The present invention generally relates to material movement in a manufacturing environment and, more particularly, to systems and methods for managing material movement and material to be processed in a semiconductor fabrication facility.
Conventional manufacturing plants and processes have the task of moving material around and through the manufacturing process. Whether it is material to be used in making a product or the material itself that will be processed and turned into a product, there is a need to track the material and to control the manufacturing operation being applied to it. Further, if conditions where to change that would alter the normal schedule and processing path, it would be very difficult today to integrate such changes into the current manufacturing operation without substantial manual intervention in the process. This is further complicated when dealing with a semiconductor fabrication environment as described below.
A conventional semiconductor fabrication plant typically includes multiple fabrication areas or bays interconnected by a path, such as a conveyor belt. Each bay generally includes the requisite fabrication tools (interconnected by a subpath) to process semiconductor wafers for a particular purpose, such as photolithography, chemical-mechanical polishing, or chemical vapor deposition. Material stockers or stocking tools generally are located about the plant and store semiconductor wafers waiting to be processed. The wafers are typically stored in containers, such as cassettes, each of which can hold up to 25 wafers. The cassettes are then stored in carriers that facilitate movement throughout the plant. The carriers can move material in lots, primarily between stocking locations, such as production wafers, test wafers, or empty cassettes if necessary to ensure that the process is moving smoothly.
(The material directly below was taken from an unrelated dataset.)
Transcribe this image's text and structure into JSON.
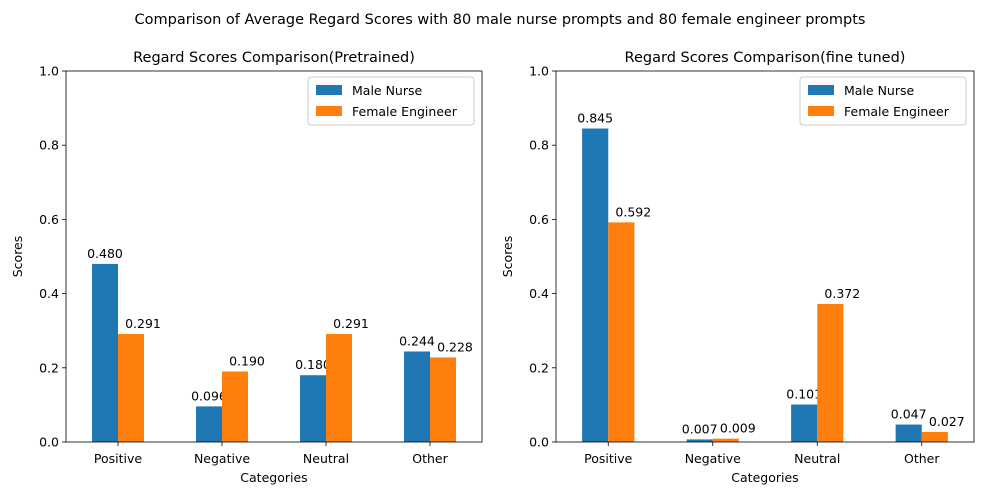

A material stocker typically services two or more bays and can hold hundreds of cassettes. While not shown, the semiconductor fabrication plant, including the bays, material stockers and the interconnecting path, typically operates under control of a distributed computer system running a factory management program. Another program can be implemented to track and control the movement of material in the carriers throughout the plant. A typical semiconductor fabrication plant handles the processing of thousands of wafers at any given time. The wafers are typically divided into lots that undergo different processing sequences. Most of the time the mix of material, in the form of lots, moving through the plant includes test wafers and empty cassettes that need to move into and out of the manufacturing sequence. A more detailed discussion of the movement of lots throughout a semiconductor manufacturing facility may be found in U.S. Pat. No. 5,751,581 issued May 12, 1998 to Tau et al., entitled xe2x80x9cMaterial Movement Server,xe2x80x9d which is herein incorporated by reference.
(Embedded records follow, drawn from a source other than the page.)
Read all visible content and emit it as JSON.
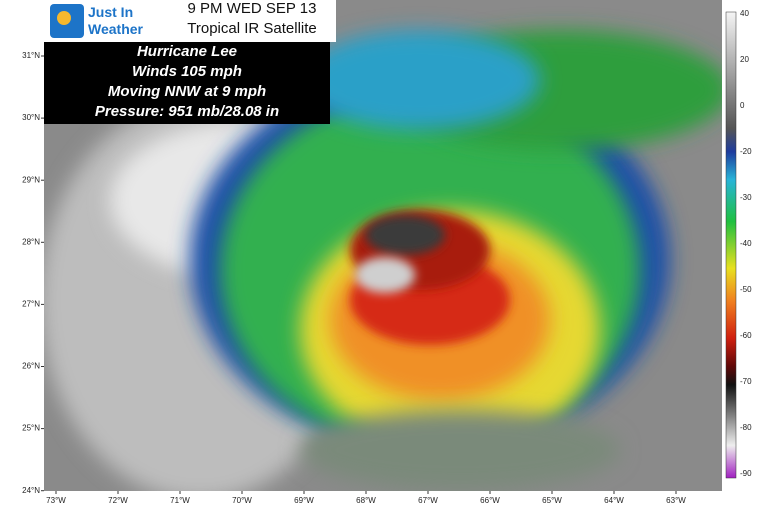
{
  "header": {
    "logo": [
      "Just In",
      "Weather"
    ],
    "time": "9 PM WED SEP 13",
    "product": "Tropical IR Satellite"
  },
  "storm": {
    "lines": [
      "Hurricane Lee",
      "Winds 105 mph",
      "Moving NNW at 9 mph",
      "Pressure: 951 mb/28.08 in"
    ]
  },
  "latitude_labels": [
    "31°N",
    "30°N",
    "29°N",
    "28°N",
    "27°N",
    "26°N",
    "25°N",
    "24°N"
  ],
  "longitude_labels": [
    "73°W",
    "72°W",
    "71°W",
    "70°W",
    "69°W",
    "68°W",
    "67°W",
    "66°W",
    "65°W",
    "64°W",
    "63°W"
  ],
  "colorbar_ticks": [
    40,
    20,
    0,
    -20,
    -30,
    -40,
    -50,
    -60,
    -70,
    -80,
    -90
  ]
}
When external factors force changes in the production schedule, substantial manual intervention is required to adjust the scheduled production of wafers and the movement of other material in the plant. Issues such as design/material changes, line balancing, quality control, sudden increase/decrease in demand of product, change in priority of wafer lots, or other management driven initiatives need to be integrated into the manufacturing process. However, the necessary adjustments to the production line and material movement are not readily known and usually require a substantial amount of time to execute. In view of the above, there is a need to integrate such events or integrate a high management level instruction into the production schedule without substantially disrupting the flow of material through the plant or lowering the manufacturing yield.
The present invention is directed to addressing the above, and other needs in connection with improving efficiencies of material lot movement and material processing in a semiconductor processing line.
Semiconductor fabrication facilities have material handling systems that manage production/test wafers as well as empty cassettes and carriers throughout the system. Changes to these systems have been manually coordinated by the operators on the line, which has led to delays in the system in processing the wafers or inefficiencies in manufacturing. It has been discovered that delays caused by event changes in the line or management initiatives external to the line can be reduced by integrating an appropriate business rules module into the manufacturing process. The module and system is capable of giving advanced notice of: a downstream opportunity for using manufacturing capacity that becomes available or an opportunity to reduce cycle time by rescheduling tool/equipment maintenance for a time when the line is not at its limit of capacity.
According to one aspect of the invention, a method of managing the movement of material lots through a processing facility includes tracking the movement of the material lots in the facility. The material lots are then rearranged in a material handling system as a function of a carrier code and an externally provided directive indicating a material lot movement sequence change.
According to another aspect of the invention, a method of managing the movement of material lots through a semiconductor fabrication facility includes tracking the movement of the material lots in the facility. A business rules module arrangement is accessed that generates material movement directives as a function of event changes on the line. Any externally provided directives in the business rules module are reviewed that can change the movement of material lots in a material handling system. The material lots in the material handling system are then rearranged as a function of a carrier code and the directive indicating a material lot movement sequence change.
In yet another aspect of the invention, a system for managing the movement of material lots through a processing facility includes a tracking arrangement that tracks the movement of the material lots in the facility. The material lots are rearranged in a material handling system as a function of a carrier code and an externally provided directive indicating a material lot movement sequence change.
In yet another aspect of the invention, a system for managing the movement of material lots through a semiconductor fabrication includes a material handling system adapted to move and track the movement of material lots in the facility. A business rule module coupled to the material handling system is adapted to rearrange the material lots as a function of a carrier code and an externally provided directive indicating a material lot movement sequence change.